结果,王昆山又亲自赶来奏报,这说明他已经明确选边站队。
听王昆山将议事情况细细说完,朱平槿心中有了底。
“王先生不必着急。这蜀王府的天还塌不下来。”朱平槿微笑着对王昆山道,“刘尽忠、陈恩此两人,欺蒙君王,这是不忠;离间亲亲,这是不义;罔顾百姓,这是不仁;藐视官府,这是不法!有此不忠不义不仁不法四罪,当族诛之!王先生为除二奸,不惜减损声名虚与委蛇,正是劳苦功高,何罪之有?”
世子赦免了王昆山的罪,就为他将来的使用定了调,这使他感激涕零。只是世子微笑中便要族灭某人,更让他心惊胆战。
“二奸蒙蔽父王和叔王,以这二奸之无能,还必有大奸在幕后运筹帷幄。王先生不妨试观之。”朱平槿的脸上挂着淡淡的笑容,轻言细语补充道。
及时得知吟月阁会议精神的人,除朱平槿之外还有一家,却是蜀王朱至澍的嫡三弟富顺王朱至深。
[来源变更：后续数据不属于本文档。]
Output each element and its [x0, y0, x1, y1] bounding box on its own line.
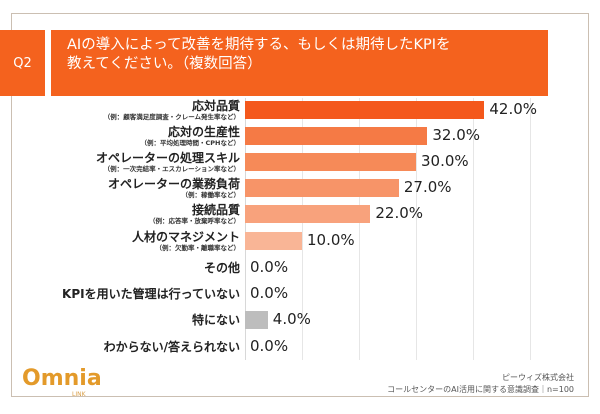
- category-name: オペレーターの処理スキル: [95, 151, 240, 165]
- data-label: 0.0%: [250, 284, 289, 302]
- category-note: （例：稼働率など）: [181, 191, 241, 199]
- category-label: 特にない: [192, 313, 240, 327]
- category-name: 人材のマネジメント: [131, 230, 240, 244]
- category-name: オペレーターの業務負荷: [107, 177, 240, 191]
- category-note: （例：顧客満足度調査・クレーム発生率など）: [103, 113, 240, 121]
- category-label: 応対の生産性 （例：平均処理時間・CPHなど）: [141, 125, 240, 147]
- category-name: その他: [203, 261, 240, 275]
- category-name: 接続品質: [191, 203, 240, 217]
- category-label: KPIを用いた管理は行っていない: [62, 287, 240, 301]
- category-note: （例：平均処理時間・CPHなど）: [140, 139, 240, 147]
- question-number: Q2: [0, 30, 45, 96]
- question-title: AIの導入によって改善を期待する、もしくは期待したKPIを 教えてください。（複…: [51, 30, 548, 96]
- category-name: 応対の生産性: [167, 125, 240, 139]
- gridline: [473, 98, 474, 360]
- data-label: 22.0%: [375, 204, 424, 222]
- gridline: [359, 98, 360, 360]
- category-name: わからない/答えられない: [103, 340, 240, 354]
- category-name: 特にない: [191, 313, 240, 327]
- data-label: 4.0%: [272, 310, 311, 328]
- logo-text: Omnia: [22, 366, 102, 391]
- category-label: その他: [204, 261, 240, 275]
- gridline: [530, 98, 531, 360]
- bar: [245, 179, 399, 197]
- bar: [245, 311, 268, 329]
- data-label: 30.0%: [421, 152, 469, 170]
- category-label: オペレーターの業務負荷 （例：稼働率など）: [108, 177, 240, 199]
- category-label: オペレーターの処理スキル （例：一次完結率・エスカレーション率など）: [96, 151, 240, 173]
- omnia-link-logo: Omnia LINK: [22, 366, 102, 398]
- data-label: 10.0%: [307, 231, 355, 249]
- frame: [11, 13, 589, 397]
- bar: [245, 205, 371, 223]
- bar: [245, 153, 416, 171]
- title-line: AIの導入によって改善を期待する、もしくは期待したKPIを: [67, 37, 451, 53]
- category-name: 応対品質: [191, 99, 240, 113]
- category-note: （例：一次完結率・エスカレーション率など）: [103, 165, 240, 173]
- data-label: 0.0%: [250, 258, 289, 276]
- category-label: わからない/答えられない: [104, 340, 240, 354]
- logo-sub: LINK: [72, 391, 86, 398]
- category-label: 応対品質 （例：顧客満足度調査・クレーム発生率など）: [104, 99, 240, 121]
- bar: [245, 127, 428, 145]
- category-label: 人材のマネジメント （例：欠勤率・離職率など）: [132, 230, 240, 252]
- gridline: [302, 98, 303, 360]
- title-line: 教えてください。（複数回答）: [67, 56, 262, 72]
- data-label: 32.0%: [432, 126, 481, 144]
- bar: [245, 101, 485, 119]
- data-label: 0.0%: [250, 337, 289, 355]
- category-note: （例：応答率・放棄呼率など）: [149, 217, 240, 225]
- bar: [245, 232, 302, 250]
- category-note: （例：欠勤率・離職率など）: [155, 244, 241, 252]
- gridline: [416, 98, 417, 360]
- data-label: 42.0%: [489, 100, 538, 118]
- category-name: KPIを用いた管理は行っていない: [62, 287, 240, 301]
- credit: ピーウィズ株式会社 コールセンターのAI活用に関する意識調査｜n=100: [387, 372, 574, 396]
- category-label: 接続品質 （例：応答率・放棄呼率など）: [149, 203, 240, 225]
- y-axis: [245, 98, 246, 360]
- data-label: 27.0%: [403, 178, 452, 196]
- survey-info: コールセンターのAI活用に関する意識調査｜n=100: [387, 385, 574, 394]
- company: ピーウィズ株式会社: [502, 373, 574, 382]
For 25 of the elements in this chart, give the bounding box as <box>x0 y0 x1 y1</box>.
富顺王朱至深与朱至澍一个爹妈,老二夭折后,他便成为朱至澍最大的弟弟。若说他不想更进一步那是假的,只是亲王继承,朝廷有严格的标准。只要大哥朱至澍及其儿子中有一人尚在,蜀王之位便与他遥不可及!
富顺王府深处的一座偏殿里,年龄小世子朱平槿半个月的富顺王长子朱平檙(CHENG)(注一)一脸兴奋。
“父王,儿臣以为,蜀王府必定会闹起来,闹得越大越好!”
“何以见得?”朱至深不动声色。
“柳先生道,世子以茶马税银来养兵,以养兵来收税银;以降租来收人心,以人心来获庄田。此乃环环相扣的链条,少一环则链条断。”看见老爹神色,朱平檙冷静下来。
“王爷要收了世子的兵,放进他的左护卫,那兵是世子所有还是刘胖子所有?世子没了兵,就没了这链条上最重要之一环。没了兵,世子就没了银子;没了银子,就没了降租;没了降租,就没了人心;没了人心,就没了庄田!如此,世子苦心经营半年的事情就全部泡汤,他能善罢甘休吗?就算世子向他爹屈服,王妃那火爆脾气能答应吗?”
“朱平槿这个儿子有了银子、兵马、人心、庄田,那还不等于是朱至澍这个老子的?为何朱至澍看不透这些,反而要弄出个不死不休的结局?”
“一个字,贪!”见老爹不放心,朱平檙便将陈恩这个现场目击者的感觉和盘托出。